GENETIC SUSCEPTIBILITY TO ARSENIC EXPOSURE AND PREVALENT SKIN LESIONS IN BANGLADESH

Abstract

Background and Aims: Elevated concentrations of arsenic in groundwater pose a public health threat to millions of people worldwide. While arsenic is an established human carcinogen, a mode of action has yet to be determined for arsenic carcinogenesis. However, the oxidative stress and DNA repair pathways have been implicated in arsenic toxicity and have been hypothesized to underlie arsenic carcinogenesis. Methods: Utilizing cross-sectional data from the 2000-2002 survey of the Health Effects of Arsenic Longitudinal Study (HEALS) for 610 prevalent arsenical skin lesion cases and 1,079 randomly selected controls, we evaluated the associations of single nucleotide polymorphisms (SNPs) in genes encoding antioxidant enzymes and DNA repair enzymes on skin lesion prevalence based on logistic regression and Hierarchical Bayes modeling. We also evaluated potential SNP-SNP interactions as well as SNP-environment and higher-order interactions in determining skin lesion prevalence through a multi-analytic approach by MDR, CART, and logistic regression models. Results: There were no statistically significant associations between individual SNPs and skin lesion prevalence.

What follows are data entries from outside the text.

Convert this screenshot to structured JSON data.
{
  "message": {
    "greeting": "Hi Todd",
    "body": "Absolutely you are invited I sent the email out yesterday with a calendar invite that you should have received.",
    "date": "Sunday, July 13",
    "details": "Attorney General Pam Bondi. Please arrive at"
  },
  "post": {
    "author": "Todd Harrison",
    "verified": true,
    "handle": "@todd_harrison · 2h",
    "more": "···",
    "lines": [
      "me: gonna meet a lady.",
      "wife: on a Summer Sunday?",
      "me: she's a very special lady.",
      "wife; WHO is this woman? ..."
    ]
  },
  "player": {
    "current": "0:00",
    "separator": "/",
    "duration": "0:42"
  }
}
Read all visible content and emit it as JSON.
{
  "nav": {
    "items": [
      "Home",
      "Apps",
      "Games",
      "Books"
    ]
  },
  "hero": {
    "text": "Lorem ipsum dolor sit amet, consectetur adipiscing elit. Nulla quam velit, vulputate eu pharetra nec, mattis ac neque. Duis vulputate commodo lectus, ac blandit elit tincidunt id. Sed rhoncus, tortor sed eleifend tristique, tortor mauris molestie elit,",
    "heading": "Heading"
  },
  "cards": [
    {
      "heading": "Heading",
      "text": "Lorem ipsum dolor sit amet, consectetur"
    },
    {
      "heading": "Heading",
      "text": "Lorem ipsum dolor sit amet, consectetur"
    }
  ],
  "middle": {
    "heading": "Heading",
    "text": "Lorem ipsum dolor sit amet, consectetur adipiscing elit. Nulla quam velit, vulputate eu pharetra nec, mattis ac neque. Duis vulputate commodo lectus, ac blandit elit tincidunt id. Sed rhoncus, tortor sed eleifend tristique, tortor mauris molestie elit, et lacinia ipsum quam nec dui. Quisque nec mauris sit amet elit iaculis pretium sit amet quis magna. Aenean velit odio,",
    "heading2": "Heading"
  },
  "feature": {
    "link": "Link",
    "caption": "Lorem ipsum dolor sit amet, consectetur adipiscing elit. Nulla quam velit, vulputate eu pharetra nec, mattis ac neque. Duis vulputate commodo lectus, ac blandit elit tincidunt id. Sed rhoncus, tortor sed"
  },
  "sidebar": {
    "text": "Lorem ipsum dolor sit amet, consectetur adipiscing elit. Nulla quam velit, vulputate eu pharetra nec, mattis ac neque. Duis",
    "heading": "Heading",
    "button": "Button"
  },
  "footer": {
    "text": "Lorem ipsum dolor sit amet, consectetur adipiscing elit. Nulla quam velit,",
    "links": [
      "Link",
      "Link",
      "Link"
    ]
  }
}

However, there was marginal evidence that skin lesion prevalence was increased among individuals who carried 4 or more risk alleles compared to individuals carrying 0-2 risk alleles in antioxidant enzyme SNPs. Additionally, there was a significant departure from additivity for the risk allele score and primary methylation index (i.e., ratio of MMA to inorganic arsenic) on skin lesion prevalence. Additionally, we observed a significant inverse association of total fruit and vegetable consumption with skin lesion prevalence and, there was a significant interaction on the additive scale between fruit and vegetable intact with the polymorphism in ERCC5 in relation to skin lesion prevalence. Conclusions: The results of this study provide evidence of genetic and gene-environment effects in relation to arsenic-related skin lesion prevalence.